I sat in the first row left aisle seat. Next to me sat J.W. Carney, Esquire, Whitey’s lead lawyer, who regaled me with stories about lawyers we both knew from the past. The courtroom was full. The Boston media gathered in its own little group exchanging notes. The regulars roamed around looking to the media types for another day in the sun. The three judges who heard the appeal were: O. Rogeriee Thompson, William J. Kayatta, Jr. and David J. Barron.

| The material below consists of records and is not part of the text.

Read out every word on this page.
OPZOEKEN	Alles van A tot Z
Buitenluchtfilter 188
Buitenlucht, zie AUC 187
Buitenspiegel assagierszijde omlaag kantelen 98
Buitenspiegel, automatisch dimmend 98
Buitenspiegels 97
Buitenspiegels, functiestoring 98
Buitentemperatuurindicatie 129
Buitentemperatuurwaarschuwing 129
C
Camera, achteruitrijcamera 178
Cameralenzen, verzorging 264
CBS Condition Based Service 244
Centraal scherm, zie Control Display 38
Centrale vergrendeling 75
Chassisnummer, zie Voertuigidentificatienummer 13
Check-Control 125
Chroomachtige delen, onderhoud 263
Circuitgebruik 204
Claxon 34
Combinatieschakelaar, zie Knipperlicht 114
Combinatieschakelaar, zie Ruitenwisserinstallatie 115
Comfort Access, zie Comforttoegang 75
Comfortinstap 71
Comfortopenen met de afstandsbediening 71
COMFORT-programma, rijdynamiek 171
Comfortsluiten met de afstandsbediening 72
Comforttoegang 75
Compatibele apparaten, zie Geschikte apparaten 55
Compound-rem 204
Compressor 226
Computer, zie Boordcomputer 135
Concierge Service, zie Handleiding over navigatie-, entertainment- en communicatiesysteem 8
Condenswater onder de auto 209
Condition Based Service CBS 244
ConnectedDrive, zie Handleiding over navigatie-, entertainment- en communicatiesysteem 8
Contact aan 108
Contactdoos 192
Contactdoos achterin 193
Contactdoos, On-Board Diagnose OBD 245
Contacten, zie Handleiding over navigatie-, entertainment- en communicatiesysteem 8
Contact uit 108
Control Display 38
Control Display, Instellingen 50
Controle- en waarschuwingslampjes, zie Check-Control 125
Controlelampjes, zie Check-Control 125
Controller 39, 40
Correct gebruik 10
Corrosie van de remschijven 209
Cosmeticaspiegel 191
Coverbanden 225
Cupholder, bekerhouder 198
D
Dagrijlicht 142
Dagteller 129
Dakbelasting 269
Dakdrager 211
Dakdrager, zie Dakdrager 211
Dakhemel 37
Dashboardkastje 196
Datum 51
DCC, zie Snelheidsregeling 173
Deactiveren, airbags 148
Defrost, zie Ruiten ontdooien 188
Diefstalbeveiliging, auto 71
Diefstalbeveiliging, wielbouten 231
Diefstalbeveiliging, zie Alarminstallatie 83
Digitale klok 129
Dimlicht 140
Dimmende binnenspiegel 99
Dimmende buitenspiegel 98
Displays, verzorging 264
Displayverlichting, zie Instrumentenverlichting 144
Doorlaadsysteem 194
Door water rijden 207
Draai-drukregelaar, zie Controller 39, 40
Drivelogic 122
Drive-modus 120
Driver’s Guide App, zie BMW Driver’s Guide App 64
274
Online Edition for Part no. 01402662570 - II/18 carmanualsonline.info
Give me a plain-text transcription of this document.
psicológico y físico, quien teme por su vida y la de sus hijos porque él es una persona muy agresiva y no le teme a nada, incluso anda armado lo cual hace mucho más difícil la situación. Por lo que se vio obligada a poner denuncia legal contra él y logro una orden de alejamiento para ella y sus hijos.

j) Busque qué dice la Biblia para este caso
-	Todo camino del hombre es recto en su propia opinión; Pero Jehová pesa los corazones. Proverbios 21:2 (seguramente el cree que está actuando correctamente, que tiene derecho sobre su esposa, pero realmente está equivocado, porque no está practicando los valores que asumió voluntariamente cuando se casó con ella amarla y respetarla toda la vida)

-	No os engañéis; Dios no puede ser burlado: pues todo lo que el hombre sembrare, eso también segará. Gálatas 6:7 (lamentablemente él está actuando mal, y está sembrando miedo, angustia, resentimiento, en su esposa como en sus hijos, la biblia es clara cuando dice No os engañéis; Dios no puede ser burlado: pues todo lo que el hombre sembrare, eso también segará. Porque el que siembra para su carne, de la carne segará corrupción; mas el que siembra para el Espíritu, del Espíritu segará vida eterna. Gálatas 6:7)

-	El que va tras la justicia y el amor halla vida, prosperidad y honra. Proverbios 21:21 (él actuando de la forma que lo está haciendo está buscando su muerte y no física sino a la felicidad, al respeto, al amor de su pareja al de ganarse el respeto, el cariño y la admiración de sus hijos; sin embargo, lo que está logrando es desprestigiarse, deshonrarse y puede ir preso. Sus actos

Don’t ever think that Hank Brennan the lawyer for Whitey didn’t give this his best shot. He gave what was once referred to “as the old college try.” If it were a game of five-card stud when the fourth up card was dealt to Hank it was clear his best hand would be one pair; his opponent, the government, had two aces showing even before it received the fourth card. To put it another way, he had no chance of winning to start with nor did his oral argument, which was as good as could be made given the hand he held, seem to do much to sway the judges.
We all know that in life you can only play with the cards in your hands. Hank, like his forebear who stood bold, brave and undaunted on the moor, stood thusly in the courtroom. The major hurdle that he had to get over in his argument that Whitey was deprived of his opportunity to testify was that the record in the lower court was incomplete on the issue.
To have made that complete it would have been necessary to produce some evidence from Whitey in the form of his testimony in limine or an affidavit signed by him. My supposition is that Whitey had no intention of doing either. As a result, even the great Clarence Darrow would have felt his hands were tied. A lawyer cannot try the case against the will of his client even if it means a substantial and valid legal argument will go by the wayside. The fault for Brennan not having the cards falls straight into the lap of Mr. White, as he was known among the Southie cognoscenti .
For Hank to have swayed the judges over to his side he would have needed a client who could elicit a little bit of sympathy. In other words if he argued as effectively as he did on behalf of someone who was a down-and-outer the judges may have been more interested in what he had to say. You have to understand that the First Circuit Court of Appeals on which these judges sit has had many other cases spelling out the dastardly acts of Whitey so he is not coming before them clothed in the cloak of anonymity. That is not to say his argument fell on deaf ears; rather it is the judges are not going to go plow new law to benefit Whitey.
Brennan also argued the Government failed to provide all the Brady material when it came to Martorano but the judges didn’t seem to buy that any more than they seemed to buy his right to testify was trampled upon by the lower court rulings. The Government’s argument mirrored the court’s thinking and a few references to the requirement of some rule or another were thrown in.
These arguments are over before you know it. Here’s a look at the court calendar. As you can see each side had 15 minutes, some attorneys had only 10 minutes. There is a light that turns red if you exceed it. Some attorneys try to ignore it and keep on talking. I’m told some judges are urging that they install a trap door under the attorneys so that rather than having the red light go on the door will open and the attorney will quickly disappear.
After the argument in Whitey’s case I stayed in the courtroom to listen to the next two arguments to get a sense of the court. The first case involved Alexis Amador-Huggins whose appellate attorney argued an FBI agent should not have been allowed to testify to the damage on a car bumper while his expert should have been allowed to testify. That case involved a carjacking and murder so the judges seemed reluctant to reverse it.
The last case involved Abdullah Nur who was convicted of drug distribution. He is apparently a pain in the butt because he tried the case pro se. His defense was he was wasn’t a drug dealer; the jury found he was. The issue is whether the judge should have given an instruction to the jury that it could have found him guilty of possession of drugs rather than possession with intent to distribute. The judges were really interested in this issue and grilled the Government attorney.
Their demeanor there contrasted sharply with how they acted in the Whitey matter. I never held out much hope for Whitey on his appeal based on the idea no one wanted to bring the circus back to town. After listening to the presentation by counsel and watching the reaction of the judges, I must tell you that the Whitey party is over. The fat lady has sung.